1 year 6 months ago - 1 year 6 months ago#56268by dtat60
Thanks for the encouragement, Rockyiss! I hoping to get through this without too many issues. I dislike the Prednisone also but I have to admit it must work pretty good. I base this on the fact that for my first 2 treatments (I've now done 2/6) the next few days after I stop the steroids (day 6&7) are my worst days and then things begin to get better. I've noticed the CHOP affect my heart somewhat the day after, that concerns me a bit, although the Doc says that is not unusual and my heart seems to be in good shape and I've have now started having to urinate very often similar to right before I was first diagnosed with Bladder Cancer, however the [C]Cyclophosphamide -HOP is known to irritate your bladder and cause discomfort when you pass urine so I'm hoping that is the case.
I 'm just hoping that the long term affects of the Chemo do not haunt me and I can return to my normal activities. The BCG treatment and maintenance was not as dramatic for me as this but so far has been successful, hoping this will as well. Just keeping my fingers crossed that things will improve in a few more months and I'll look back with much glee!!
I've lost my hair now and my DW says I do have a good shaped head
Hi , I just wanted to let you know my husband was found to have large b cell non Hod. Lym in 2008. His Dr was very sure he would beat it with R-chop. After his second treatment his scans showed the cancer being knocked down . He lost ALL of his hair after the 2nd treatment. He hated taking the prednisone . Be sure to take your nausea meds even if you don't think you need them , if you think your doing ok you might get the surprise my husband got when he didn't take them, the nausea caught up with him. Once he started back on them he was fine. The chemo knocked him on his butt but it also cured him of the lymphoma. His last scan in 2014 showed no lymphoma.
I just wanted you to know b-cell is very beatable !
Ps I'm the one that has the bladder cancer , in fact I found out on Mon it is back. Time to get it out again.
WOW ! That is great news.
some part of your drug cocktail is amazing.
What's with this Bleeding ? 6/2015
DX: HG Papillary & CIS
3 Years and 30 BCG/BCG+Inf
Tis CIS comes back.
BC clear as of 5/17 !
RCC found in my one & only kidney 10/17
Begin Chemo; Cisplatin and Gemzar
8/18 begin Chemo# 3
Begin year 4 with cis
2/19 Chemo #4
9/19 NED again
1/2020 CIS is back...
I have to share the good news - after my first treatment on Tuesday, by end of day Wednesday my eye pressure is gone and I can breath out of my right nostril for the first time since last March, also smell is back. Simply amazing stuff - so far no major side effects from the Chemo.
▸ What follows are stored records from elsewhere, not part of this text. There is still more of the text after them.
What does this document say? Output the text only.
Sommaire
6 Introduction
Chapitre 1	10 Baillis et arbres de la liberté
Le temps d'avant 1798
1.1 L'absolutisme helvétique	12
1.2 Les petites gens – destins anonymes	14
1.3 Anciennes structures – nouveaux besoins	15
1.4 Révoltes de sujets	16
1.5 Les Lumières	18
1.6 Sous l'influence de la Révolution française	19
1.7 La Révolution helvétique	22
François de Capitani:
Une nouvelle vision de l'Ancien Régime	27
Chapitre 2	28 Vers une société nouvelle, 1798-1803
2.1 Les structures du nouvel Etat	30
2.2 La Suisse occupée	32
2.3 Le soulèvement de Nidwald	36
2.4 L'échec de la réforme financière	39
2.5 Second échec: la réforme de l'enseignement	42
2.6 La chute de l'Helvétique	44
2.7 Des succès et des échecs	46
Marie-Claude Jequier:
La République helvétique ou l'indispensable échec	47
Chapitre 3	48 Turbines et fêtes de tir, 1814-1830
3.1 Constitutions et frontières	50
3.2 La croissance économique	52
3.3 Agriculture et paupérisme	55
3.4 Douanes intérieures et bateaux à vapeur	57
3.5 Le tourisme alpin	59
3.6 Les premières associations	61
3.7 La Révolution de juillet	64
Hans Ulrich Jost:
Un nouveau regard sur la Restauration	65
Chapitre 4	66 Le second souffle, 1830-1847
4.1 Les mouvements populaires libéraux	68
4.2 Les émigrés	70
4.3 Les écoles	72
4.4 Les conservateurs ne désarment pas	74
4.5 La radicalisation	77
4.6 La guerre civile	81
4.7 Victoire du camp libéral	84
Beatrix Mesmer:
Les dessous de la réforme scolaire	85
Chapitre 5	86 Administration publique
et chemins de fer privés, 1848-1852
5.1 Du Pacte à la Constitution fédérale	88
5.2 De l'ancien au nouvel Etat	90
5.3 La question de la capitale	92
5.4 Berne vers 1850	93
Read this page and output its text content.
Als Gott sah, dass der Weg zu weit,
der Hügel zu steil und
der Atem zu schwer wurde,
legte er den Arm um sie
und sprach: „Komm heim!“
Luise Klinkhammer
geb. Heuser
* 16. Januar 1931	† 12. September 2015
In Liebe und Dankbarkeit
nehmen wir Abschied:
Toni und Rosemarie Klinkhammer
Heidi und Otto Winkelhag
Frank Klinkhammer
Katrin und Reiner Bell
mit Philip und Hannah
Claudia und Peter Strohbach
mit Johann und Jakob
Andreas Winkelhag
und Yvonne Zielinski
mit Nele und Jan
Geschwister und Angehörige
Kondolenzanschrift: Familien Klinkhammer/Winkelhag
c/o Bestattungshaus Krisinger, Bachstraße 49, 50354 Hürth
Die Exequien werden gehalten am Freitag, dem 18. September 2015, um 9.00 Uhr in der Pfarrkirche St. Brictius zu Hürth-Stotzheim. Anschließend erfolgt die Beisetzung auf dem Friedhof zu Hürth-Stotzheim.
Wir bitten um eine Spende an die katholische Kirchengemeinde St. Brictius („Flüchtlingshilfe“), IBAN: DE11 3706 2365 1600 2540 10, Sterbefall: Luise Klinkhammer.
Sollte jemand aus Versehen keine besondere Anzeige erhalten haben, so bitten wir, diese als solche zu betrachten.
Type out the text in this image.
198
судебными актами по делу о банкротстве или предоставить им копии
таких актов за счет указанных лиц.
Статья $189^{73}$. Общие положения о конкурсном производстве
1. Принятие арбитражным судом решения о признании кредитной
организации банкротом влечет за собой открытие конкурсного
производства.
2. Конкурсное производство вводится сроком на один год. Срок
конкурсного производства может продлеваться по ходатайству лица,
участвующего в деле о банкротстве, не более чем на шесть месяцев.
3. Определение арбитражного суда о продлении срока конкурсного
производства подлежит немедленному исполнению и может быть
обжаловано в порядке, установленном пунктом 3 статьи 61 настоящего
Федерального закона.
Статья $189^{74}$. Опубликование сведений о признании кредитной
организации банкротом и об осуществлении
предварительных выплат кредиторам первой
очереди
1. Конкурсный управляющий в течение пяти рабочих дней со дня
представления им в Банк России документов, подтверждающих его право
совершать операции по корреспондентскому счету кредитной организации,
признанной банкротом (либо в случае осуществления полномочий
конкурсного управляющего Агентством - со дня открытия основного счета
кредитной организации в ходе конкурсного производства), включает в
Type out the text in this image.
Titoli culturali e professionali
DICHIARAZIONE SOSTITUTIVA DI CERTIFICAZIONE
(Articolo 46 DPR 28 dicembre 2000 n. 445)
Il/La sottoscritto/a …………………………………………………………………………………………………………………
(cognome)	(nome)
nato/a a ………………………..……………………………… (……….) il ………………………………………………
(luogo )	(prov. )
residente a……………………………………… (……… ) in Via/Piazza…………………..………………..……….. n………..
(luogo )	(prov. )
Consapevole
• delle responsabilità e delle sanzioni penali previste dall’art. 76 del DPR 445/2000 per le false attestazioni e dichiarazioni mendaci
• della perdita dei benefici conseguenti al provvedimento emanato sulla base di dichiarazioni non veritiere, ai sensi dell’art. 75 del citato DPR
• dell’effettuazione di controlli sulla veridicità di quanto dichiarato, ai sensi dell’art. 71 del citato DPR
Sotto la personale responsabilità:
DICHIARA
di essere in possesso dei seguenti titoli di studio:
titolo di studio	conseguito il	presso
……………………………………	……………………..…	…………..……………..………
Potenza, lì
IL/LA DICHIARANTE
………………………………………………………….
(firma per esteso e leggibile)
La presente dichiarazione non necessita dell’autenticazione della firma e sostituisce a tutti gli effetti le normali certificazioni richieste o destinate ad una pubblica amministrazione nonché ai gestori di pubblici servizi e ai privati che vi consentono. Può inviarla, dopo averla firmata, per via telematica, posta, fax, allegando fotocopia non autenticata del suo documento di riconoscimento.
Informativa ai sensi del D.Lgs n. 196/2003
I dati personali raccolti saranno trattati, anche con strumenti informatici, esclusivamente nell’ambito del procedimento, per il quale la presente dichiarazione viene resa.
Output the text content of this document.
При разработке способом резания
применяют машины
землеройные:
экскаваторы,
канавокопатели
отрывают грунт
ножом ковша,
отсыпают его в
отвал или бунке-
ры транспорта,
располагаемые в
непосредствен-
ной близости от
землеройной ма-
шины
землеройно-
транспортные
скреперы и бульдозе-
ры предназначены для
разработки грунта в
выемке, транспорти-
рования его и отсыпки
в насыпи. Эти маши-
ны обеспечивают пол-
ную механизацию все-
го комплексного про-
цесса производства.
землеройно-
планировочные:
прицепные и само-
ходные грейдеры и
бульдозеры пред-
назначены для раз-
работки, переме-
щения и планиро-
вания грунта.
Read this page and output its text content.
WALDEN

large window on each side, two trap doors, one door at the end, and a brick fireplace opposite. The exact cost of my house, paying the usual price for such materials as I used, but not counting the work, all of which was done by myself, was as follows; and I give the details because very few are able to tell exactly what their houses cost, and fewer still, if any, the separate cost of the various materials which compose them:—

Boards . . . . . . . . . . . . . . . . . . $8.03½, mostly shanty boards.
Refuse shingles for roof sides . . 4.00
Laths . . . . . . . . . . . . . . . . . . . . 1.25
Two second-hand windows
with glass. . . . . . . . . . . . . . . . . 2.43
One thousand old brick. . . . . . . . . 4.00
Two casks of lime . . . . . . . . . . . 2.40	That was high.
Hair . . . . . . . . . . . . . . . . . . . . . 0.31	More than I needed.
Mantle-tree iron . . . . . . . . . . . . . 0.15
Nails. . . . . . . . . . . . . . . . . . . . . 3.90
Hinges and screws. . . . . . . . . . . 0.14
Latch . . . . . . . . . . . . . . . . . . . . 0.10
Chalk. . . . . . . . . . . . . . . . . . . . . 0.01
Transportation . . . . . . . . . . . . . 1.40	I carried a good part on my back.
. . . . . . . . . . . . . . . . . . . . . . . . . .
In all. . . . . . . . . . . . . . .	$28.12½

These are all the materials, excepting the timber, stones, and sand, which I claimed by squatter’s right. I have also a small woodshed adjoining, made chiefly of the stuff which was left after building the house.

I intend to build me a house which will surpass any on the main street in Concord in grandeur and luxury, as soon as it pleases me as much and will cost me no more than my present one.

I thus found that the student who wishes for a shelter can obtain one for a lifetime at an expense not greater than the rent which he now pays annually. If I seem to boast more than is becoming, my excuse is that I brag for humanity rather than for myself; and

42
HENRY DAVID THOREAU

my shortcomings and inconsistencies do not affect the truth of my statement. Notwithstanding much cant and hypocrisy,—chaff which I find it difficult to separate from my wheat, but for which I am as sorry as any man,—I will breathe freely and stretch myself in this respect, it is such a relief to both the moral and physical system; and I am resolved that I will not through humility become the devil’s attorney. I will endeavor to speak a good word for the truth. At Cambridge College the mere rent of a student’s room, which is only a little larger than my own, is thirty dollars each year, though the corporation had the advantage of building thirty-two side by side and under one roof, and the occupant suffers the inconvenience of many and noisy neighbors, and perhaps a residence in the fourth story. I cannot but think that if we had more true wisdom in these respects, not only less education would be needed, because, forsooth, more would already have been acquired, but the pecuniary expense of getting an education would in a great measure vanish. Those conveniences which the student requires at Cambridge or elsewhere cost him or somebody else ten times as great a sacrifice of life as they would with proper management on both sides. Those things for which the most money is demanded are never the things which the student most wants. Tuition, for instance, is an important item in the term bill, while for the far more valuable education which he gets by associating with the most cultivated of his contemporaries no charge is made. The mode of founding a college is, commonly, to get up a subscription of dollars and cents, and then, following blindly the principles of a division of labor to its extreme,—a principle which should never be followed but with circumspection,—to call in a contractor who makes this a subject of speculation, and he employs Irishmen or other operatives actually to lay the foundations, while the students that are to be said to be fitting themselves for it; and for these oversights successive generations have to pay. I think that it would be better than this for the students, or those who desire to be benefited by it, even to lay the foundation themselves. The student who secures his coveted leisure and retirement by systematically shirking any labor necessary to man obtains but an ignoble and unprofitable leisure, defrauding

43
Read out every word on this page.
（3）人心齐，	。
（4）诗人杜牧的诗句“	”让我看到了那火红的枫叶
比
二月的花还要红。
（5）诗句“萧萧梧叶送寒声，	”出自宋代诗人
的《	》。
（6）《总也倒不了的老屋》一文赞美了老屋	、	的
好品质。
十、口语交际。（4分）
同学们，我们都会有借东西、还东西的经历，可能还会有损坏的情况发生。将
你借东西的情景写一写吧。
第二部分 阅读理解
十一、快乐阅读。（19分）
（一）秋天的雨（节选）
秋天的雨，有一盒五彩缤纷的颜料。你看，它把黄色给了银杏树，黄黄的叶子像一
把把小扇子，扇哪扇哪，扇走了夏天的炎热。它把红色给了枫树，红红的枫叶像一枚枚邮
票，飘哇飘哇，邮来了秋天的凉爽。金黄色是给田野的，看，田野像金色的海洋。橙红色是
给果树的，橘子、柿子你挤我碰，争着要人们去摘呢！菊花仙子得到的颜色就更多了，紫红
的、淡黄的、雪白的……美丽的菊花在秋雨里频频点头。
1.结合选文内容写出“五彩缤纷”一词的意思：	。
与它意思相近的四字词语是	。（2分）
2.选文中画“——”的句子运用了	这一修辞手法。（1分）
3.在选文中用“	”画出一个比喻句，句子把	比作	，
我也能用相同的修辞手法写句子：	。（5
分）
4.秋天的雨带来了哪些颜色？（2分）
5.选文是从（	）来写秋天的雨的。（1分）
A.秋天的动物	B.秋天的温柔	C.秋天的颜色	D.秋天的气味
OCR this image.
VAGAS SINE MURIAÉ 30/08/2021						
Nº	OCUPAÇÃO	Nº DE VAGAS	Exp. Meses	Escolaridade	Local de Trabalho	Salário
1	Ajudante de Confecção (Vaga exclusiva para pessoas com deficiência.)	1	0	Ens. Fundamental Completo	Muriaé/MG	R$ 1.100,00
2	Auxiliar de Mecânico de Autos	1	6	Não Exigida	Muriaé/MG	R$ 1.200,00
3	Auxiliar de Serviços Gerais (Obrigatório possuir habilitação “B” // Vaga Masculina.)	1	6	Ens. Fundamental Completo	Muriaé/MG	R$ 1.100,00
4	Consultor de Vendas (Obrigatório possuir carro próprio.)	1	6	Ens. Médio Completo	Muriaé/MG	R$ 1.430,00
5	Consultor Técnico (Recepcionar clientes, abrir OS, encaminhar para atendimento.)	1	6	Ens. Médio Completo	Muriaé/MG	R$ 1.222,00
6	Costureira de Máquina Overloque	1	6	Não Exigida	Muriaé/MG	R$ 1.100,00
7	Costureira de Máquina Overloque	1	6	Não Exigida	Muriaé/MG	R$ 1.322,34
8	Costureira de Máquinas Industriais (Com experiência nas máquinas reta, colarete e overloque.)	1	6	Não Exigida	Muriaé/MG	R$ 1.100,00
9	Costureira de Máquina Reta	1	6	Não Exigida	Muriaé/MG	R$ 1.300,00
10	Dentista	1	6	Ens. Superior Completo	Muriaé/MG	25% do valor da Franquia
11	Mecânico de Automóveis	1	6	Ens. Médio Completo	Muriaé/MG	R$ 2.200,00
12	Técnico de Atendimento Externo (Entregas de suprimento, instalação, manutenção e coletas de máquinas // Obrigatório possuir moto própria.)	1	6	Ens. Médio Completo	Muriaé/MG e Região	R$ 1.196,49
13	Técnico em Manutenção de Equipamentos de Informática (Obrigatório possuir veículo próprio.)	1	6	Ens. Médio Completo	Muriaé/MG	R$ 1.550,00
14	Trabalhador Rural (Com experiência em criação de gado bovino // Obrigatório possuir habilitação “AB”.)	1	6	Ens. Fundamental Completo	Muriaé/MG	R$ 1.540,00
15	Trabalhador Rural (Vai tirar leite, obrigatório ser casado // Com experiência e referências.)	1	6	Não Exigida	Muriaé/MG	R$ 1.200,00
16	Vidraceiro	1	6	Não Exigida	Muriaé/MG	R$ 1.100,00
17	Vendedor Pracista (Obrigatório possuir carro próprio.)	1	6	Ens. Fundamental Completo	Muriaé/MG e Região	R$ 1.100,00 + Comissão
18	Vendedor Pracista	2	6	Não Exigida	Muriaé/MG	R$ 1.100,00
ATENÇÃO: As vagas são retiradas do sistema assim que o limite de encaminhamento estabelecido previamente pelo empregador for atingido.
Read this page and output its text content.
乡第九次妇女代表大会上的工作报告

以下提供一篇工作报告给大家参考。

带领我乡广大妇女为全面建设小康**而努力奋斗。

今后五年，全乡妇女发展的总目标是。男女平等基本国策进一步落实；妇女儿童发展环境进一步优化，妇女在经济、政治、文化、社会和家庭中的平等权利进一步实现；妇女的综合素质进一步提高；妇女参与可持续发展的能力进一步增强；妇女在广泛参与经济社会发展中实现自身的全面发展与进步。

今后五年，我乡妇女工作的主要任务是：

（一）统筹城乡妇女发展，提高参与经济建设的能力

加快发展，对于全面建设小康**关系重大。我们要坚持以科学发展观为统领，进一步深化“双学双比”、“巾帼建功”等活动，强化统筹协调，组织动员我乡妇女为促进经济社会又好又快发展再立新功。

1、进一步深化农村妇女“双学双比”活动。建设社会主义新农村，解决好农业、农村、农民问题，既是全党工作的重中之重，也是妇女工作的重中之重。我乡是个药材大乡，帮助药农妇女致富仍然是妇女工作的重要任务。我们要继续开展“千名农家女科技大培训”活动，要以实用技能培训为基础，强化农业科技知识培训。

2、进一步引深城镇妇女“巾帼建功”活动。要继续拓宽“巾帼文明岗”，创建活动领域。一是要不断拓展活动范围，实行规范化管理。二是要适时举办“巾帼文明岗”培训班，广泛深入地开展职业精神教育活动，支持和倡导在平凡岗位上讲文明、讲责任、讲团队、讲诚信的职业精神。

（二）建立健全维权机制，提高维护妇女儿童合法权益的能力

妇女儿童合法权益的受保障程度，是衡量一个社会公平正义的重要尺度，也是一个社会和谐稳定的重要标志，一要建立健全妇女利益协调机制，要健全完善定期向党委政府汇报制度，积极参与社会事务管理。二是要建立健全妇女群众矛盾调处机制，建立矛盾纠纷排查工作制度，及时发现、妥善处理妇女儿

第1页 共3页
I plan on making an appointment with my Urologist to discuss the plan going forward.
1 year 7 months ago - 1 year 7 months ago#56052by Alan
Sorry about your situation. NOTHING says you must continue BCG. There have been many on these forums with different protocols and after 18 inductions you do have protection. In my own case it was once a week for 6 weeks, off 6, the 6 more and that was it. Many on these boards have also taken greatly reduced strength dosage of BCG besides different regimens. All I am saying is: everyone's body is different and there is no consensus on what is best in BCG except it is proven to be viable in juicing up the immune system. I am not saying to or not do, it just isn't a have to.
DX 5/6/2008 TAG3 papillary tumor .5 CM in size. 2 TURBS followed by 6 instillations of BCG weekly with a second round of 6 after a 6 week wait.
1 year 7 months ago - 1 year 7 months ago#56051by dtat60
Thanks for the reply - I will discuss with my Urologist, very interesting. From what I read the P is used primarily to prevent allergic reactions from the other drugs and to combat the nausea. Along with the R-CHOP I also have a lot of other drugs, mostly to combat the side effects of Chemo. I also had a port installed and it made things much better for installation. I was kind of disappointed that not everyone would use it (for IV contrast and blood draws) unless they have someone trained on staff.
It has been a flurry of tests over the last 3-4 weeks - Bone marrow biopsy, lumbar puncture, CT, MRI, PET, ECG. I will also have to have intrathecal (spine injection) Methotrexate. The Oncologist said that he would rather wait till after Chemo because after he withdraws the spinal fluid and then inserts the treatment he could hit a blood vessel and accidentally "seed" the lymphoma. This is being done prophylactically. Really? My philosophy is "if it's not broke don't fix it" but he says that if he doesn't do it and it latter appears in my central nervous system he would regret it. I sometimes feel that I am a victim of "standard protocol" which I guess is statistically proven?
Anyway - a new adventure! I'll lose my hair in the next few weeks (donating to "Locks of Love") and that will be a shock, not sure about my beard.
All the best to you and hope you have success in your treatments.